- Born: 1954 or 1955 (age 71–72)
- Education: B.A. Stanford University
- Occupations: Music Producer Talent agent Booking agent
- Known for: President and CEO of LiveStyle Former president of Anschutz Entertainment Group

= Randy Phillips (music producer) =

American music producer

Randy Phillips is an American music producer, former president of Anschutz Entertainment Group, and current president and CEO of LiveStyle (formerly SFX Entertainment).

==Biography==
Phillips was born to a Jewish family and graduated from Stanford University where he was the director of special events and was named Billboards college talent buyer of the year. At Stanford, he was responsible for all bookings including Crosby Stills & Nash, Boz Scaggs, Fleetwood Mac, and Rod Stewart. After graduating, he went to the Santa Clara University School of Law where he received a scholarship thanks to his booking prowess (Santa Clara had a 5,000-seat stadium at the time). He served as their stadium manager and was responsible for booking bands such as Lydia Pense, Cold Blood, Elvin Bishop, and Bruce Springsteen. After law school, he worked for NBC where he co-produced Rock Palace. He then signed a contract with K-Rock where he focused on New Wave artists, Haircut 100 and Modern English; and later booked Rod Stewart. Soon after, Stewart's manager, Arnold Stiefel, hired him to join his talent management company and Phillips quickly signed Billy Squier and Prince becoming a full partner after the first year.

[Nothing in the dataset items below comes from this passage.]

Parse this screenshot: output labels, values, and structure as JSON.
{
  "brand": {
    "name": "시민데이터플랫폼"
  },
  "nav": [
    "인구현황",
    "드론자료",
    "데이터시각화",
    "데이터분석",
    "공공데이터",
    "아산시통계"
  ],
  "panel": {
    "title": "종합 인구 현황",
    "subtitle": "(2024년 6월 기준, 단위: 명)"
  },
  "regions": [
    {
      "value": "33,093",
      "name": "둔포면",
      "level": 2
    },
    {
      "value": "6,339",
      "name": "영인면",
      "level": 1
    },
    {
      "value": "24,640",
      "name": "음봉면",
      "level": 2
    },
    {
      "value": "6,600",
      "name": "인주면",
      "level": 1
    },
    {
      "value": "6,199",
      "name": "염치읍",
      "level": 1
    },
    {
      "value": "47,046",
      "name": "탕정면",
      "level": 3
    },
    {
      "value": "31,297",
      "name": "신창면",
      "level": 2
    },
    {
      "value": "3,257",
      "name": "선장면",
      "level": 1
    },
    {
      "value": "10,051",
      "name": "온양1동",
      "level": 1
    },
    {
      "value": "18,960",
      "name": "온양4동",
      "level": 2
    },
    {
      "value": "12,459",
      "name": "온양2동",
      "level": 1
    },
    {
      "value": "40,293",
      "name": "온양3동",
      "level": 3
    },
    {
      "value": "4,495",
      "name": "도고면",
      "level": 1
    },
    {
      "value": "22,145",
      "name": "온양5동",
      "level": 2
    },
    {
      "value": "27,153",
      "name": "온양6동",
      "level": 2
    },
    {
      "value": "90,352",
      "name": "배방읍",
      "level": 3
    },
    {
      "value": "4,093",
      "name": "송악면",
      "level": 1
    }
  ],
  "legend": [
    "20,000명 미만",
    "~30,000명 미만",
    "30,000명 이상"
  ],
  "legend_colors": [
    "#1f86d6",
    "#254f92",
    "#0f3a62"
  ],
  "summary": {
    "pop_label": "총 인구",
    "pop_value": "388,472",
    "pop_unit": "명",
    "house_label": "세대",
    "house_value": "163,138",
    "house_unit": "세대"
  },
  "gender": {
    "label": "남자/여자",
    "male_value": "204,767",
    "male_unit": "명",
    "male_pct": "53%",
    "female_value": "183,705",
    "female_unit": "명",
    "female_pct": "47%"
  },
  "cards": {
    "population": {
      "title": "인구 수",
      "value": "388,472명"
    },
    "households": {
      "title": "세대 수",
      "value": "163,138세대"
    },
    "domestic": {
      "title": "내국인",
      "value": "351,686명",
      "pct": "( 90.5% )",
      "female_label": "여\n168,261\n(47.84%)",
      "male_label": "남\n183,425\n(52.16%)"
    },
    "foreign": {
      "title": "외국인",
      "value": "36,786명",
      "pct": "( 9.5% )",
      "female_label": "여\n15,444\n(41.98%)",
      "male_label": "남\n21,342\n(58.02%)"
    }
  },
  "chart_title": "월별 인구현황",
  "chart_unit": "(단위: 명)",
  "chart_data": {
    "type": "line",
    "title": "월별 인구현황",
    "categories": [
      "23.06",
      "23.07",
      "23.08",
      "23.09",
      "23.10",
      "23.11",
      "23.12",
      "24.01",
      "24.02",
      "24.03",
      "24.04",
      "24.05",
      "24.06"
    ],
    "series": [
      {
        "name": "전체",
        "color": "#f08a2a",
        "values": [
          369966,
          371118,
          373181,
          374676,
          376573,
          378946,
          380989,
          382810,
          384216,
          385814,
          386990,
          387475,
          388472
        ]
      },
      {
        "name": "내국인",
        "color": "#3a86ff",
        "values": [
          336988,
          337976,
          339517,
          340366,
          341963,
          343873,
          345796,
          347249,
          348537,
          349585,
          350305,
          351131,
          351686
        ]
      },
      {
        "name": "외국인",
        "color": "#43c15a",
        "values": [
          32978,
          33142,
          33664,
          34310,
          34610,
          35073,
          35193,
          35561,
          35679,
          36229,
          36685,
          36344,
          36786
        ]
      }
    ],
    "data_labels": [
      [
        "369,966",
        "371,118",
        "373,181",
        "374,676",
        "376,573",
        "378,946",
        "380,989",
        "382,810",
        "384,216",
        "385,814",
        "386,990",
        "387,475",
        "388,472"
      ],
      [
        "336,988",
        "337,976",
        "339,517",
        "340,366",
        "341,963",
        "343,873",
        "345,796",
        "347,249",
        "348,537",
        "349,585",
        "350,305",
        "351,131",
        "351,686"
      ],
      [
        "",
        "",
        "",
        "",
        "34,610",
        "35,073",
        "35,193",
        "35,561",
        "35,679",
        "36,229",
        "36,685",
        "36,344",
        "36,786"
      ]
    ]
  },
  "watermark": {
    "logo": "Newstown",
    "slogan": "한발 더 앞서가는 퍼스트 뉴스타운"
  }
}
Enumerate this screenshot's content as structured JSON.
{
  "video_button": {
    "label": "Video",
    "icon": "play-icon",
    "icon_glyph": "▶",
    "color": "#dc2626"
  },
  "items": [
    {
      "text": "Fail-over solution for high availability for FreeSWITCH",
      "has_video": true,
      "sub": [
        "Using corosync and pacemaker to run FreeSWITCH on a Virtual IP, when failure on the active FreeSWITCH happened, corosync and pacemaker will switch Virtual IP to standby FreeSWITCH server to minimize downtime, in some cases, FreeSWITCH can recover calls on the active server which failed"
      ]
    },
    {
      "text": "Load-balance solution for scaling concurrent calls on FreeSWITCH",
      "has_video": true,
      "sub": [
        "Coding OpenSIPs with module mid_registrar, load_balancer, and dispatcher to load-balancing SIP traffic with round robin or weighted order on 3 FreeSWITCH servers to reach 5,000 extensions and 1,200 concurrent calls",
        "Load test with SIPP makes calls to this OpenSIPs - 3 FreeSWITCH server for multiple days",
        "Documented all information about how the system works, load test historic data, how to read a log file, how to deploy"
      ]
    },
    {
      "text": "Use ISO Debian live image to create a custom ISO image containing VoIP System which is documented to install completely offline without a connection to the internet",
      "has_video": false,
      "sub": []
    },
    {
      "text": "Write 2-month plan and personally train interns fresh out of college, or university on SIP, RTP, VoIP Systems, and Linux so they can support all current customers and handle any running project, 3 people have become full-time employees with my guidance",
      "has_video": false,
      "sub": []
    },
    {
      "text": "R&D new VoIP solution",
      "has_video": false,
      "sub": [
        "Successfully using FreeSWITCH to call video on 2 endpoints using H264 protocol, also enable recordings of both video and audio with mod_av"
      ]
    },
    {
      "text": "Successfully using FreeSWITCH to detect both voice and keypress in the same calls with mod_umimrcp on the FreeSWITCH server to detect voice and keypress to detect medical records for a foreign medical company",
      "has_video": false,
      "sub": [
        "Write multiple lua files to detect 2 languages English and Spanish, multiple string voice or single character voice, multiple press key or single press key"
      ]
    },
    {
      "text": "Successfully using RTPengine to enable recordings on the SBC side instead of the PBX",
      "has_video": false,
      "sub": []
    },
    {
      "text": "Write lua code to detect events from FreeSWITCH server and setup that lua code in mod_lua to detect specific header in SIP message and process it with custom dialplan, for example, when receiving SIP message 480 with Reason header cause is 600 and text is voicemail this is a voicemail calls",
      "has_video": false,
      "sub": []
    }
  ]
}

Phillips and Paul Gongaware managed Prince until Warner Brothers executives Mo Ostin, Lenny Waronker, and Michael Ostin parted ways with Prince. While with Stiefel, he also signed Simple Minds, Morrissey from The Smiths, Matthew Broderick, and produced the film Midnight in the Garden of Good and Evil.

In the late 1980s, he contracted with Al Teller, the chairman of MCA (now Universal Music Group), to obtain acts for his newly-created record label called Gasoline Alley. He quickly signed Shai and later Sublime (an act his nephew found although he and his nephew kept the first two of Sublime's albums, 40oz to Freedom and Robbin the Hood, to themselves forming the independent label Skunk Records). He signed Toni Braxton and reached success with Un-Break My Heart a song Clive Davis brought to them from Diane Warren that they co-produced with David Foster. In 1994, he founded Red Ant Records with Al Teller - who had left MCA - and signed contracts with Divine (which had the 1998 hit single Lately), Cheap Trick, and Salt-N-Pepa. In 1999, Irving Azoff engaged him to help book acts at the boutique concert company Concerts West (founded by Paul Gongaware and John Meglen) which had just been sold to the Anschutz Entertainment Group. As Phillips was close friends to David Zedeck and Larry Rudolph, he was able to book Britney Spears, Tom Petty, and Paul McCartney. Soon after, he became the CEO of Concerts West changing the name to AEG Live and reporting directly to CEO Tim Leiweke. While CEO, he hired Clear Channel executives Chuck Morris and Brent Fedrizzi; brokered the purchase of rival Goldenvoice; purchased 50% of Coachella; expanded into New York by taking over the staff (including Debra Rathwell) of Mitch Slater's Metropolitan Entertainment after it was purchased by Live Nation; and opened The O2 Arena in London hiring Rob Hallett as booking agent (opening with Bon Jovi, Justin Timberlake, and Bocelli). Along with Quint Davis and George Wein, Phillips successfully promoted the New Orleans Jazz & Heritage Festival and along with John Meglen was able to book Celine Dion to open the Colosseum at Caesars and then 50 nights with Michael Jackson thanks to company founder Philip Anschutz's friendship with Tom Barrack. After Jackson's death, he produced the memorial broadcast with Ken Ehrlich and Kenny Ortega.

In 2013, went to work for Ashley Tabor-founded, radio operator Global Entertainment. In 2016, he was asked by Andrew Axelrod at Axar Capital and German insurer Allianz to run Robert F. X. Sillerman-founded concert promoter SFX Entertainment which they had purchased out of bankruptcy. Phillips hired Chuck Ciongoli and Gary Richards, renamed the company LiveStyle, and moved the headquarters to Los Angeles. Phillips felt that SFX as a brand had garnered a negative reputation, and that the company had originally collapsed because it focused too much on growing quickly, performing an IPO, and Sillerman "[selling] a story about sponsorship", which "has to be the icing on the cake – not the cake itself." Phillips also began to describe the company as being oriented towards electronic music in general rather than EDM, and stated that some of their events (such as Mysteryland) will broaden their scope (similarly to the Coachella Festival, which is owned by his former employer), but other events will remain predominantly oriented towards electronic music.